At the root of so many of my questions are a couple of very basic ones that I know baffle a lot of us: If everything is a foregone conclusion, if God knows exactly what is going to happen and it all fits neatly into a “plan” then where is the meaning in our lives (how to reconcile free will and God’s will)? And how could a loving and all-powerful God create people that He knows will not choose Him – that He knows will suffer eternally?

Well, what if God doesn’t know, exactly, what will happen? Not possible, given God’s omniscience, right? Omniscient = all knowing. But consider this viewpoint: The future doesn’t yet exist. There is nothing there to know. Now, I have always taken it for granted that God is beyond time – but why?? Where did I get such an idea? I’ve done a little research this last week, and haven’t found definite scriptural support for it. If you DO have such support, I would love to hear it.

My study leaders cited the story of Jonah. God sent Jonah to Nineveh, a city behaving badly, and Jonah told them that God would destroy it in 40 days. The people of Nineveh repented and God did not destroy the city. Why would God send Jonah to warn them and threaten to destroy the city if He already knew what they would do and what He would do? It would be a deception, which the Bible tells us is impossible. “…it is impossible for God to lie” (Hebrews 6:18).

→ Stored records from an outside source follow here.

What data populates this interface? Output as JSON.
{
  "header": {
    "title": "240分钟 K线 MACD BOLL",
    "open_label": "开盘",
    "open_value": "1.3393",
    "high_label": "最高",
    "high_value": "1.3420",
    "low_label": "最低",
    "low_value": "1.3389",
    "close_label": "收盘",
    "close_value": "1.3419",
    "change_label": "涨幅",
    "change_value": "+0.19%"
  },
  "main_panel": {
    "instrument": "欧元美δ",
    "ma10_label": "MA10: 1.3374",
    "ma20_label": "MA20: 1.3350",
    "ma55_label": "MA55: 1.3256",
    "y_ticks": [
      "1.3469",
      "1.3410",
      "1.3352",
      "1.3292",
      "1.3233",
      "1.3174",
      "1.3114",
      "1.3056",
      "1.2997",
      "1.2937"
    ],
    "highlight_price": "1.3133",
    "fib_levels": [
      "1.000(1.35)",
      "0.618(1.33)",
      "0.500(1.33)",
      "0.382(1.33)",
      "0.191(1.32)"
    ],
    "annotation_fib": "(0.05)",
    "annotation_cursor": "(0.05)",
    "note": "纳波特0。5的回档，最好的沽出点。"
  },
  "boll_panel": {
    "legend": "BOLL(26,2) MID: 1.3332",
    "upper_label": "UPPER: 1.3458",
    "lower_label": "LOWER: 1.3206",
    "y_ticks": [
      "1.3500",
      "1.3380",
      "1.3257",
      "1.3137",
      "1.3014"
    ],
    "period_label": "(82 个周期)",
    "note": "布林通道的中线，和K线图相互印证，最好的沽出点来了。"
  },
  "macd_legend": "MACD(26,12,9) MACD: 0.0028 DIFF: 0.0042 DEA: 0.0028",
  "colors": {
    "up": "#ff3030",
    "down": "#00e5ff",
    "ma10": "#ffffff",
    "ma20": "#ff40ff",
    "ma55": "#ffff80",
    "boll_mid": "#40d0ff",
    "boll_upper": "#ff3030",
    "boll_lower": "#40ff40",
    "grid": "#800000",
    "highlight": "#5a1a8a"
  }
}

I found another example in Genesis. Abraham prepares to sacrifice his only son to God at God’s command. At the last minute, God sends an angel to stay Abraham’s hand. Genesis 22:12: He said, “Do not lay your hand on the boy or do anything to him, for now I know that you fear God, seeing you have not withheld your son, your only son, from me.” The interesting word in that verse is “now.” The implication is that God didn’t know what Abraham would do.

So, let’s say for the sake of this argument that God does not “see the future.” He has infinite wisdom, knows all things, including our hearts and minds and can see our intentions, desires, faults. Sure, he can affect the future. He can tell us, “this is going to happen” and He can bring it to pass. What are the implications of such an argument? I think there are a great many, and I will let you ponder them or research them further on your own, but the biggest one for me so far is a feeling of release from what I kind of felt was a…loaded love, if you will. A God that loves us but creates us knowing that such and such of us is going to Hell is… confusing. And somewhat contrary to the way I understand love.

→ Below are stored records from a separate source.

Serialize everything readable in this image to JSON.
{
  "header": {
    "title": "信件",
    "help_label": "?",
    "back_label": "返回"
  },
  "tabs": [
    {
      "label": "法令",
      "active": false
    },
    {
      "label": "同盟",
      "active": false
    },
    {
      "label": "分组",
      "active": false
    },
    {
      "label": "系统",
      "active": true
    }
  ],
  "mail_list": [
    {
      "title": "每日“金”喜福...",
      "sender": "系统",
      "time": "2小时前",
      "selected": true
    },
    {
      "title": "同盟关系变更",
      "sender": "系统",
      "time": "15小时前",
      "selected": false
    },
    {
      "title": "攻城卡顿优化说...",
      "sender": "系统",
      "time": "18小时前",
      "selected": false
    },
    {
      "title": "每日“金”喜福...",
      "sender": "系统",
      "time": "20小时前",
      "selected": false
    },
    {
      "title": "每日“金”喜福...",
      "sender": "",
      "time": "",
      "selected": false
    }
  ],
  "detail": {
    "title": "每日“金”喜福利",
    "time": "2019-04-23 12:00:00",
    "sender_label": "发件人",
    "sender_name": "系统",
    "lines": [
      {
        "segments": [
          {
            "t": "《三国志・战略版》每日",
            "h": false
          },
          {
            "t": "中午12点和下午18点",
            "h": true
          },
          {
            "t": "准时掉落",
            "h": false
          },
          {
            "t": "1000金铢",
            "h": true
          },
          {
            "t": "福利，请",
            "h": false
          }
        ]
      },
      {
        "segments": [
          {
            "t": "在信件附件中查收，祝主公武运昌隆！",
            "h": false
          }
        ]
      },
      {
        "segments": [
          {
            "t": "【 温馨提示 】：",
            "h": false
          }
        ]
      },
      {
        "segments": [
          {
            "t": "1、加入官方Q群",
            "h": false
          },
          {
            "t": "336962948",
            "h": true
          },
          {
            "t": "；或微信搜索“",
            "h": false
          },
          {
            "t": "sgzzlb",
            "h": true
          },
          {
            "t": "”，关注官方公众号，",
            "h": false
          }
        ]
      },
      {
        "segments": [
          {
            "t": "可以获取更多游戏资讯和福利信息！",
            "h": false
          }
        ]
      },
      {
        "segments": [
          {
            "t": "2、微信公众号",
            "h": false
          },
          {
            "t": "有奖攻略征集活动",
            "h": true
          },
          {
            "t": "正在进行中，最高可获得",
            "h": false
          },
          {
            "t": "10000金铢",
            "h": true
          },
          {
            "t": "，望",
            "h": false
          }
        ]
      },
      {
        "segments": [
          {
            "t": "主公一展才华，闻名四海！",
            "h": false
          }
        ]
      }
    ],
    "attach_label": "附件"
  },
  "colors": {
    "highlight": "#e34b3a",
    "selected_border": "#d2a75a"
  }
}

I am open to the idea that this argument is incorrect. Even if it is, I will have gained something I really needed through exploring it: A reminder that there are a million ways to understand things and look at them; that it is worthwhile to dig deeper, to discover where my ideas come from and evaluate their truth; that the second I think I understand something, even subconsciously, something new might reveal itself to challenge my mind and heart.

I’ll close with another couple of verses my Bible study leaders pointed out to me when I was seeking reassurance that God created all of us with the capacity to love and know Him: 1 Timothy 2: 3-4: This is good, and it is pleasing in the sight of God our Savior, who desires all people to be saved and to come to the knowledge of the truth.